Conventional-commit enforcement
Section titled “Conventional-commit enforcement”Automated bumping only works if commits follow the convention — a non-conventional
subject makes the release a silent no-op or a mis-bump. Enforcement is built into
BoB’s commit-msg git hook (templates/git/hooks/commit-msg, installed by cdi),
which does two jobs in order (git allows only one commit-msg hook):
- Strip AI boilerplate (
Co-Authored-By: Claude,🤖 Generated, …) — always. - Enforce Conventional Commits — only when the project has versioning config
(
.versionrc.jsonorcommitlint.config.*in the repo root). Projects without versioning keep the strip-only behavior, so nothing else is affected.
The enforcement step prefers node_modules/.bin/commitlint (using the provisioned
commitlint.config.cjs) when installed, and otherwise falls back to a built-in,
dependency-free check — so the convention is enforced even before npm install.
Issue-ref scopes (feat(#274): …), feat!: breaking markers, and
merge/revert/chore(release) subjects are all accepted; the chore(release) commit
that commit-and-tag-version creates passes cleanly and is loop-guarded in CI.
The commit skill already drafts Conventional Commit
messages, so commits made through /commit (or warp-drive) pass enforcement by
construction.
Known limitation: branch protection
Section titled “Known limitation: branch protection”The workflow pushes the release commit and tag directly to the main branch
using the default GITHUB_TOKEN. If branch protection is enabled on the main
branch without an exception for github-actions[bot], the push will fail.

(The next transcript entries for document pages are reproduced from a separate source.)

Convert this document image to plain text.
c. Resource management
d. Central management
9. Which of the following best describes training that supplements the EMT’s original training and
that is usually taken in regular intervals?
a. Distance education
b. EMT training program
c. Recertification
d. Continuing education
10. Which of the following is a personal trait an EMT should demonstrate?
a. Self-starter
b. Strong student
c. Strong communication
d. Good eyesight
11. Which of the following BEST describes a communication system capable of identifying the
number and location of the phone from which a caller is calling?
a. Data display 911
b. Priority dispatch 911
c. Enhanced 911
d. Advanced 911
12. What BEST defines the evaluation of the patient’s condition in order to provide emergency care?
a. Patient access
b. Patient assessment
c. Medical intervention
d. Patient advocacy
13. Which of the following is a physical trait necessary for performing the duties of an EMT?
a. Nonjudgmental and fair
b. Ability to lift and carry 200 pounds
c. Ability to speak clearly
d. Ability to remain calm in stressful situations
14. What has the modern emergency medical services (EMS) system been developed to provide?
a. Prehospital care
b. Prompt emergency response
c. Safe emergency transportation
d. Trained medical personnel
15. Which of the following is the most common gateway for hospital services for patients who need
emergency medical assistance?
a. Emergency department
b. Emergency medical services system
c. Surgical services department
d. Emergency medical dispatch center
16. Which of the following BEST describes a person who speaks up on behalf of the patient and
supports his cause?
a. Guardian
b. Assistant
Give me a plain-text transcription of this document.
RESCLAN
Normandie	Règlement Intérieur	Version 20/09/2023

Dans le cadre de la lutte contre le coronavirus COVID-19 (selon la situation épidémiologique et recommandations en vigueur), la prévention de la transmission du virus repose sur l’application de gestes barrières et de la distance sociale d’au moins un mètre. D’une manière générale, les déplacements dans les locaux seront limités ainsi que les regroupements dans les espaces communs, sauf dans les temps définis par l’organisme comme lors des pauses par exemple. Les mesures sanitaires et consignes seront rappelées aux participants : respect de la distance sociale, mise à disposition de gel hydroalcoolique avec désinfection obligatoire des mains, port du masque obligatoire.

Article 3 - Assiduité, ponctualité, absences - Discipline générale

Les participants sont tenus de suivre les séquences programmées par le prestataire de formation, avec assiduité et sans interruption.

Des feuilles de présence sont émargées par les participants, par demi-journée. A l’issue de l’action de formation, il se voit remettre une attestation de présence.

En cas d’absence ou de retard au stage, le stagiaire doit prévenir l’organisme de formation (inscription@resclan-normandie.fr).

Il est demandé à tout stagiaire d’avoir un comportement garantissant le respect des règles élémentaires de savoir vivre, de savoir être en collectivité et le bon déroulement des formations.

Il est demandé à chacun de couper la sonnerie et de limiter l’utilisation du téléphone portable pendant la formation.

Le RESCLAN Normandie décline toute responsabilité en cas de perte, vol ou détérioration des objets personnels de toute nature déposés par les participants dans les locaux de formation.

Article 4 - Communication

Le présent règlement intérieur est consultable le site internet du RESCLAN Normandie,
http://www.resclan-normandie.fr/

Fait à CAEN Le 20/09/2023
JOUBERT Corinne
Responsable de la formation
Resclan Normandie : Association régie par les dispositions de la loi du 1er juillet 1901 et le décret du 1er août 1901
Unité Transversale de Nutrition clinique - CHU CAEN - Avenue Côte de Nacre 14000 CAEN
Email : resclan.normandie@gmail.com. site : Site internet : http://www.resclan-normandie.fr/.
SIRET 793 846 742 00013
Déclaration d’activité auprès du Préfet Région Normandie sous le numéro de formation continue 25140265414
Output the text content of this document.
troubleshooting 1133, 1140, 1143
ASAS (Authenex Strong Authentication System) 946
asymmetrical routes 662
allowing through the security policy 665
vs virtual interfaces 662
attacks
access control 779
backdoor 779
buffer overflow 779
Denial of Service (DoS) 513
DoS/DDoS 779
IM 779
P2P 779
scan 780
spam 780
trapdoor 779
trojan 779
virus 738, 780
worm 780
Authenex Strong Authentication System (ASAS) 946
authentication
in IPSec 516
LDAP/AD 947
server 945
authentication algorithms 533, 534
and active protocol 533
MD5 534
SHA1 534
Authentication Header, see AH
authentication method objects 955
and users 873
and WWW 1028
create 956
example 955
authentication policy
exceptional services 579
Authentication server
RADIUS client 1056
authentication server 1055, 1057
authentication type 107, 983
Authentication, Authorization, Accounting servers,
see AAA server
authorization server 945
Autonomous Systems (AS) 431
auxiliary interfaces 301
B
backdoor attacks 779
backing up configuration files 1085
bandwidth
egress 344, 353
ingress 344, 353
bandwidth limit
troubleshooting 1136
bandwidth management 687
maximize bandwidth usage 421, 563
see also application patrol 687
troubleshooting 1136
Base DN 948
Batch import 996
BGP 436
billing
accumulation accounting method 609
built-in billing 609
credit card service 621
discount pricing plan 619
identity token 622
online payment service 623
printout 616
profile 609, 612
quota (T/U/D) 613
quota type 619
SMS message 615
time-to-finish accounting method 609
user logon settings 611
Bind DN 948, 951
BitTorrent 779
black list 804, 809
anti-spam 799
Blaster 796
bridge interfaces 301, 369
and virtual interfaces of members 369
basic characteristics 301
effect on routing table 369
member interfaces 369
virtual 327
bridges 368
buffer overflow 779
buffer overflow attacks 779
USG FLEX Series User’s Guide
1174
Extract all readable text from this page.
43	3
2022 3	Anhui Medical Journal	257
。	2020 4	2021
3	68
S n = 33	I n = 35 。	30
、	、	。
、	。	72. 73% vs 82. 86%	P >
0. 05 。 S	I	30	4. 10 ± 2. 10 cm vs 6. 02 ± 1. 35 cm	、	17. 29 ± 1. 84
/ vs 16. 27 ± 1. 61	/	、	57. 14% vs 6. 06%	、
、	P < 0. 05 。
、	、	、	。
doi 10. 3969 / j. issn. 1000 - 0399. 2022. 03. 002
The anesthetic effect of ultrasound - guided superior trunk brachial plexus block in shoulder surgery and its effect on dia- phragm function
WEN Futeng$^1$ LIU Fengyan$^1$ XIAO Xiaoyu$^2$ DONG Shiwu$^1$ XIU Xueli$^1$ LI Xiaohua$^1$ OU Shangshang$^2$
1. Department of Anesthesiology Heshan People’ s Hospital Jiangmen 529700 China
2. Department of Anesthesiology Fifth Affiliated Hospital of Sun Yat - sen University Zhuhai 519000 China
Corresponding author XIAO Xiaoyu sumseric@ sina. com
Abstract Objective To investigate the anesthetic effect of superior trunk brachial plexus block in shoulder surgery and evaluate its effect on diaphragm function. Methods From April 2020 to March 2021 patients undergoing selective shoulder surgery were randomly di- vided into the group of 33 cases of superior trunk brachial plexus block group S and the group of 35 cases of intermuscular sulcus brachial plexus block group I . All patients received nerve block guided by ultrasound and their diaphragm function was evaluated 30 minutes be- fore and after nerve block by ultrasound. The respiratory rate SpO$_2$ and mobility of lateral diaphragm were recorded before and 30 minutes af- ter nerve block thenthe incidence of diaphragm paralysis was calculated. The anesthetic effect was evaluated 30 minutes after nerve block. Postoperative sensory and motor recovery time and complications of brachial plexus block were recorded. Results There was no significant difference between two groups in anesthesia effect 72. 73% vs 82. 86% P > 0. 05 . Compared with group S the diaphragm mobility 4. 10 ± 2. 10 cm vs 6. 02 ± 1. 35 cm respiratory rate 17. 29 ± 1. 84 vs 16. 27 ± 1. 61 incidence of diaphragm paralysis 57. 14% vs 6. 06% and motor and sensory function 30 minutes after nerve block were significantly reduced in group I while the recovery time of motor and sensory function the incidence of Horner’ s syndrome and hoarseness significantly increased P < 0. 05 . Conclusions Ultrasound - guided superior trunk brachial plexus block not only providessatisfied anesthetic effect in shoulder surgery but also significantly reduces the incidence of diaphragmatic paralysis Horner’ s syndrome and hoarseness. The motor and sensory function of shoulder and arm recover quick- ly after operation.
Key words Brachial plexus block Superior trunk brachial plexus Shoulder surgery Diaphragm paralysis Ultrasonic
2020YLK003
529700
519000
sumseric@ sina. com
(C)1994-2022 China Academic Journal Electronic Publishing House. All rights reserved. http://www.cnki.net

This is
the trade-off behind deferring release-please (the PR-model alternative). No
protection ⇒ it just works.
Reference implementation
Section titled “Reference implementation”bigbrain itself is the reference implementation (#274): see its
.github/workflows/auto-release.yml, .versionrc.json, and package.json
release script. The capability was then generalized into the provisionable
template set (#276) and wired into the orchestrator (#277).